A: AI protocols use binary framing (HTTP/2, gRPC) and multi-packet messages. Finite State Machines handle stateful, streaming protocols correctly. Regex breaks on binary protocols and cannot track state across packets. FSMs provide deterministic parsing with bounded complexity.

Q: Can traditional DLP tools catch the same violations?

A: DLP tools might catch an unauthorized upload if they can decrypt and inspect the payload.

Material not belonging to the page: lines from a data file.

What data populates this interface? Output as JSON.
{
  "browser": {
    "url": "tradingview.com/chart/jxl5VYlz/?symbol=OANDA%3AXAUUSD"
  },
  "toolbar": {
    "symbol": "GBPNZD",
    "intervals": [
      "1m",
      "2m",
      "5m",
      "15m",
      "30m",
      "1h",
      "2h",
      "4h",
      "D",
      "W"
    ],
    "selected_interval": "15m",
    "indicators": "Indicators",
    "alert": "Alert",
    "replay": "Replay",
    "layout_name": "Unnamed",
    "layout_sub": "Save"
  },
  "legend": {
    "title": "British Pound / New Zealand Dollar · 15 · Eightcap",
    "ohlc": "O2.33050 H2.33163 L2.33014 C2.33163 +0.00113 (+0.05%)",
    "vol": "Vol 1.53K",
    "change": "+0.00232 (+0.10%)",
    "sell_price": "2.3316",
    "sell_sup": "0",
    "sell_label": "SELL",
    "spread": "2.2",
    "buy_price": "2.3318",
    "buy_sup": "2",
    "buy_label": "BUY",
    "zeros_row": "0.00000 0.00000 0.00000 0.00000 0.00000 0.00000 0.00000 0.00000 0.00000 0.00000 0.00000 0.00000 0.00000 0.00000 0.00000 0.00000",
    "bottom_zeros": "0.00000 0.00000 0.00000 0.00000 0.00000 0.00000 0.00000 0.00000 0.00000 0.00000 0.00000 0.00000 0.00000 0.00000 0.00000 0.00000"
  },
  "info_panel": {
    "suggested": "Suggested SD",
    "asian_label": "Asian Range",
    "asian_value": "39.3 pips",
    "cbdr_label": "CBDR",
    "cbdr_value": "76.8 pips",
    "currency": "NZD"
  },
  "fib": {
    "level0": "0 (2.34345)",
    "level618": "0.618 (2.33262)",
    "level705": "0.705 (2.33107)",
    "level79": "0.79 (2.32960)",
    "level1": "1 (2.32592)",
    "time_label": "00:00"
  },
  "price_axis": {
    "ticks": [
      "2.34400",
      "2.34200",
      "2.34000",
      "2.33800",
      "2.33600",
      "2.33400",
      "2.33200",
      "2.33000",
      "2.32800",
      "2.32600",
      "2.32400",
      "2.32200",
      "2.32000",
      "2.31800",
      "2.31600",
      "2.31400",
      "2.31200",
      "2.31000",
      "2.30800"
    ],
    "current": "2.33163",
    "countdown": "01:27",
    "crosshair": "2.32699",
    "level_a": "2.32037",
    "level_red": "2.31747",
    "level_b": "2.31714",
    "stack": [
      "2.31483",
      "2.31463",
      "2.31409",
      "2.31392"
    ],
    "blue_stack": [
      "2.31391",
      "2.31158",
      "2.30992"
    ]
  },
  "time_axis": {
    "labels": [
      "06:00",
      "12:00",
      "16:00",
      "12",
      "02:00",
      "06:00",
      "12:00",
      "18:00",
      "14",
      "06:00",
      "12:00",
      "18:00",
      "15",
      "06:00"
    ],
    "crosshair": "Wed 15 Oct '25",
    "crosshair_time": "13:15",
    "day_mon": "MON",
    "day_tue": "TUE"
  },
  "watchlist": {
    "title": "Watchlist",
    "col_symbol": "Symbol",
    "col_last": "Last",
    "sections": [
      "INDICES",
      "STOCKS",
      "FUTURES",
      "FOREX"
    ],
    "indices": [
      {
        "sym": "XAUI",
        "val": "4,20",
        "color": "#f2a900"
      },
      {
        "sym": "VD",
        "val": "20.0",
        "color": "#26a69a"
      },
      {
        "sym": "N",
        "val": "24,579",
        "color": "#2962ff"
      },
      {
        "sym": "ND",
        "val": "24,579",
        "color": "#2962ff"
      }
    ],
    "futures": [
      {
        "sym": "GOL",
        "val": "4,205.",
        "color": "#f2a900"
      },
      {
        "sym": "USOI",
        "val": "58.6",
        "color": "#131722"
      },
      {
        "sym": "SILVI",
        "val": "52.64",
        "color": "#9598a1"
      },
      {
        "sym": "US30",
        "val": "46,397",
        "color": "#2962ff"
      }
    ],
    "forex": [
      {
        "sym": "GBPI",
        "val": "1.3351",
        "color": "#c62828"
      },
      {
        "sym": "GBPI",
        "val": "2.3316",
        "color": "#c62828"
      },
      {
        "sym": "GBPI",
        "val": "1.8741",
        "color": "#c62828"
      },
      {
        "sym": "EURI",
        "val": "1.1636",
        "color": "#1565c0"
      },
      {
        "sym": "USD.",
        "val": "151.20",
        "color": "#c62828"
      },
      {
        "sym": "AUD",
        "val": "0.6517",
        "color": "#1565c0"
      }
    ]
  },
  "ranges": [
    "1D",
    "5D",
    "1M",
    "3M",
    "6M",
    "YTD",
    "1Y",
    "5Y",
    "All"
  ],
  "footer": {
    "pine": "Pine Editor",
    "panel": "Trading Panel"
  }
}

But they won't tell you the data originated from database queries, was processed by an LLM, and represents a multi-step policy violation. Chain context is missing.

Key Takeaways

The AI Security Paradigm Shift

Agents have broad permissions by design. Individual authorization checks pass. Risk emerges from workflow patterns: which tools were chained, which data propagated where, which destinations received sensitive context.

Traditional security asks “who accessed what?” AI security must ask “what did the agent do, step by step, and was the outcome appropriate?”

Technical Approach Summary

Runtime intelligence on eBPF enables chain-level visibility through:

Kernel-level capture : Passive observation with zero inline latency
FSM-based parsing : Extract semantic meaning from binary protocols (OpenAI API, gRPC, vector DBs)
Cross-service correlation : Reconstruct multi-hop workflows spanning pods and protocols
Workflow-level policies : Detect violations traditional tools miss (data exfiltration, unauthorized destinations, anomalous patterns)

What This Enables: Traditional vs eBPF Intelligence

Traditional tools see calls. eBPF intelligence sees chains.

The agents are here. The intelligence layer shows what they're actually doing.